#include<iostream>
using namespace std;
class abc
{
static int x;
public:
abc()
{
x++;
}
static int getx()
{
return x;
}
};
int abc::x=0;
int main()
{
cout<<abc::getx()<<" ";
abc t[10];
cout<<abc::getx();
}
While going through the mcqs of Techgig event in india i had problem on the following code. Help me understand the following code. what does the line abc t[10] means?
what does the line abc t[10] means?
It means that you get 10 abc on the stack and that you will refer to them by t. Just like int t[10] gets you 10 int, except instead of int, it's abc.

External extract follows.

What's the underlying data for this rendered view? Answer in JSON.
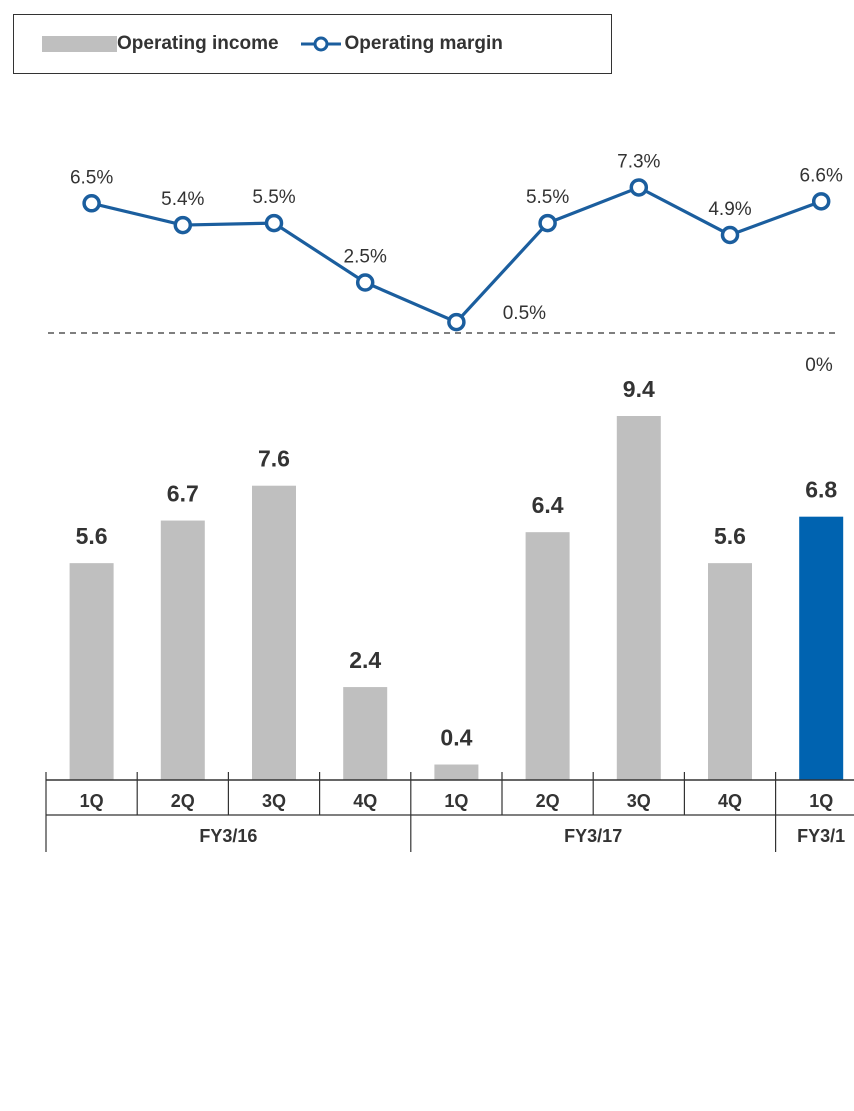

But you probably wondered what this example is supposed to demonstrate with it. We have a static variable in class abc, so this one exists only once, no matter how many abc are made:
static int x;
It is set to 0 here:
int abc::x=0;
At the start of the program we confirm that it indeed is 0:
cout<<abc::getx()<<" ";
This should print 0, because it's calling a static getter that returns that x value:
static int getx()
{
return x;
}
Now, what's happening here?
abc t[10];
Here, 10 abc are made. Actually, in reality not much might be made here because abc doesn't have any non-static fields. But nevertheless, the constructor is called every time:
abc()
{
x++;
}
Remember, 10 abc are made, so this is called 10 times. Thus, x is increased by 1 ten times, and since it was 0, it should now be 10. We confirm this assumption with the following print:
cout<<abc::getx();